Jean-Paul Raffit – Quand chaque note se met au service du cinéma.

HORS-SÉRIE FiMé 2025

« Gosses de Tokyo », accompagné par l’Orchestre de chambre d’hôte, vendredi 7 novembre au Six n’étoiles à Six-Fours-les-Plages.

 

Le guitariste Jean-Paul Raffit et la flûtiste Isabelle Bagur invitent le public à redécouvrir « Gosses de Tokyo » à travers la musique. Dans ce ciné-concert où chaque note, chaque silence, chaque improvisation sont pensés pour soutenir le film et créer un dialogue subtil entre l’image et le son, l’orchestre devient invisible… et l’émotion seule demeure.

Comment avez-vous découvert le ciné-concert ?
C’est une rencontre qui a tout déclenché. Jacques Vergne, directeur d’un cinéma d’art et essai en Ariège, m’a invité il y a une quinzaine d’années à improviser sur deux films muets : « La circulation à Paris en 1900 » et un documentaire sur Moscou dans les années 50. J’ai été immédiatement séduit par l’expérience : le fait de donner un souffle sonore à des images silencieuses, de faire revivre une époque à travers la musique. Très vite, d’autres programmateurs m’ont sollicité et les projets se sont enchaînés, notamment dans des festivals de cinéma et d’architecture. Ce fut pour moi un vrai coup de cœur, mais aussi une nouvelle voie artistique et professionnelle : le ciné-concert apporte une diversité rare, il permet de sortir du cadre habituel du concert pour inventer une autre manière de dialoguer avec le public et avec les œuvres.

Pourquoi avoir choisi d’accompagner « Gosses de Tokyo » au festival FIMé ?
Ce film d’Ozu, chef-d’œuvre du cinéma muet japonais des années trente, est d’une grande modernité. On y suit deux jeunes frères confrontés à la vie de banlieue et aux tensions familiales, un récit simple en apparence mais qui touche à l’universel. L’ Orchestre de chambre d’hôte a intégré ce film à son répertoire il y a déjà plusieurs années, car il offre une matière incroyable à la musique : la subtilité des émotions, la lenteur poétique, la place accordée au quotidien. Pour le FiMé, nous avons choisi de le présenter en duo : guitare électrique et flûte. Ce format resserré permet une grande intimité et met en avant l’essentiel, l’écoute mutuelle et le lien direct avec le film.
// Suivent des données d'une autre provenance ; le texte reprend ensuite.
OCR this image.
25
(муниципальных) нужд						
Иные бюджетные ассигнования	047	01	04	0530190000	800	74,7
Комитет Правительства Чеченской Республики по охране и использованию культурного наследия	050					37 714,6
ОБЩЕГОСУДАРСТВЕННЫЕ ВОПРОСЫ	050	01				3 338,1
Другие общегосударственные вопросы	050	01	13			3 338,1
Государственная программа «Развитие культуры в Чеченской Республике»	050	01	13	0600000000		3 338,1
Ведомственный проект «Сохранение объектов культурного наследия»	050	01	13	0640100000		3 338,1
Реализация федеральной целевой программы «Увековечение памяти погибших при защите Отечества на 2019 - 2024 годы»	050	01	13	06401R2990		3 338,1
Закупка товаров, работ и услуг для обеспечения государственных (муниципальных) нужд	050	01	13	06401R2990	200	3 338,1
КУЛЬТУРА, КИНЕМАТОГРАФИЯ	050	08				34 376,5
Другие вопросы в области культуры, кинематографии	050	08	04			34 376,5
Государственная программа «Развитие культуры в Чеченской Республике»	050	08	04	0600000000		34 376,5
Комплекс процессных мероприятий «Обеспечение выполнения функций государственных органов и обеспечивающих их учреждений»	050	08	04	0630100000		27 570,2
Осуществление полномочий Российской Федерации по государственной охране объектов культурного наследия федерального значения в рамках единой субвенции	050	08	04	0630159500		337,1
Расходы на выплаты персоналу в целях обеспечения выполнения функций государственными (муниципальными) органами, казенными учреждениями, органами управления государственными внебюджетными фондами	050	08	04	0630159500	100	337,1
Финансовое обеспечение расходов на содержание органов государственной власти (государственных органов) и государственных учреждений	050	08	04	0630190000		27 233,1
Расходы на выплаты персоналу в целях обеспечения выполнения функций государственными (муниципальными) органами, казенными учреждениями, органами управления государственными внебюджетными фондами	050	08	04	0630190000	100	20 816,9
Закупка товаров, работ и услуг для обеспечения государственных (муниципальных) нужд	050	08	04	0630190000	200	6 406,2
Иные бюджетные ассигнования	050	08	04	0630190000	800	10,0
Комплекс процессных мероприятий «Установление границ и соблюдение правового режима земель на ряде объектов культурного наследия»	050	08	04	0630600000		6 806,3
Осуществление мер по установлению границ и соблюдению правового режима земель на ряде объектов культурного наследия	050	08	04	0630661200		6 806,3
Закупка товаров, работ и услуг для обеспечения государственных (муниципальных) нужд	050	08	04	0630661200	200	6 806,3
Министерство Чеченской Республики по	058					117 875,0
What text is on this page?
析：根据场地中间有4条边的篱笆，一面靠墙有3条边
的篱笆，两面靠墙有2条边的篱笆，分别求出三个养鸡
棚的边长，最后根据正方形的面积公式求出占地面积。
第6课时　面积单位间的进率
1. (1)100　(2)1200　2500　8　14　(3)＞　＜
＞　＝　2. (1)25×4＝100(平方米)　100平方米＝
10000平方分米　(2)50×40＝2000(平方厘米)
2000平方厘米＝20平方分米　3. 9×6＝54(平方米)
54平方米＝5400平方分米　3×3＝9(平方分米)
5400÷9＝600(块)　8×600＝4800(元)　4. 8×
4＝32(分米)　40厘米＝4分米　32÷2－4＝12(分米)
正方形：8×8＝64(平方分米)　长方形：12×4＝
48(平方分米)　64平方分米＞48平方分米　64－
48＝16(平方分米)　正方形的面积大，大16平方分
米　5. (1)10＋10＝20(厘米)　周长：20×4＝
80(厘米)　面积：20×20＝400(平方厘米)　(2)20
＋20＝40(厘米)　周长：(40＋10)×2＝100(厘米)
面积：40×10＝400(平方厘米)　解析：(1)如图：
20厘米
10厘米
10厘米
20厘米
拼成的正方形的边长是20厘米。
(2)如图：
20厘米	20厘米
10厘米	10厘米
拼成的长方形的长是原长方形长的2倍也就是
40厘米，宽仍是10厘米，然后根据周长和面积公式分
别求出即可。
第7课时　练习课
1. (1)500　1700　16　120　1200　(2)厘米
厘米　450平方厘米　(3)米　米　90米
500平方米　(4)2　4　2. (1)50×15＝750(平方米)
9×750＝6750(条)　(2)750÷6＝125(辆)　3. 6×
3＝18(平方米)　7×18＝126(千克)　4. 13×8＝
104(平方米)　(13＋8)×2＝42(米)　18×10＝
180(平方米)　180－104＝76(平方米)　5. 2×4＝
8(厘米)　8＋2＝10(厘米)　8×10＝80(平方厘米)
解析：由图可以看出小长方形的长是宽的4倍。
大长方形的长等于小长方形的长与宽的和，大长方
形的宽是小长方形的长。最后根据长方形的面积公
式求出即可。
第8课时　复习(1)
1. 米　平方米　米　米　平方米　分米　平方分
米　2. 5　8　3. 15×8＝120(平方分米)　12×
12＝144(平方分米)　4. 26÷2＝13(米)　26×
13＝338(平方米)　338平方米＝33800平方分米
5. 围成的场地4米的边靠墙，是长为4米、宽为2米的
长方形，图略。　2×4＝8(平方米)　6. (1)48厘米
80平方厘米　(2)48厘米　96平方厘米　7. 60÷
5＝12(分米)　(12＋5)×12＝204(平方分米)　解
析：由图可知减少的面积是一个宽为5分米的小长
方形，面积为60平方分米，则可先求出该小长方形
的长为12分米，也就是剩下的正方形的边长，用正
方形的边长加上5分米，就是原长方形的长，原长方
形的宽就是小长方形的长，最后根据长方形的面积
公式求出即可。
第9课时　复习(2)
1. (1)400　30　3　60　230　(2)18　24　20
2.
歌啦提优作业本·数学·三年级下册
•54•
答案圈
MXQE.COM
C’est aussi un hommage à Ozu, un cinéaste qui savait magnifier la simplicité et donner une valeur artistique au moindre geste du quotidien.

Votre musique est-elle plutôt écrite ou improvisée ?
Les deux. J’ai composé des pièces spécialement pour ce film, mais nous laissons aussi des espaces d’improvisation. Nous connaissons le film par cœur, avec un découpage précis et des points de rendez-vous. Entre ces repères, nous nous autorisons une liberté qui permet de garder la musique vivante et toujours en mouvement. Ce travail nous permet de soutenir la dramaturgie sans jamais écraser l’image.

Quelle place occupe la musique dans un ciné-concert ?
Elle est à la fois discrète et essentielle. Le cinéma muet n’était jamais totalement silencieux : la musique lui donnait sa dimension dramatique et poétique. Aujourd’hui encore, notre rôle est d’être au service du film, de prolonger sa force visuelle par le son. Dans « Gosses de Tokyo », cela signifie accepter les silences, respecter les respirations, mais aussi souligner les moments de tension ou la légèreté des jeux d’enfants. Elle doit être un fil invisible qui relie le spectateur à l’image, sans s’imposer. Ma plus belle récompense, c’est lorsque le public nous dit : « Nous avons oublié que vous étiez là. » Cela veut dire que nous avons réussi à nous effacer derrière le film, à en devenir une part intégrante. C’est là, pour moi, la véritable magie du ciné-concert : faire dialoguer un patrimoine cinématographique ancien avec une création musicale vivante.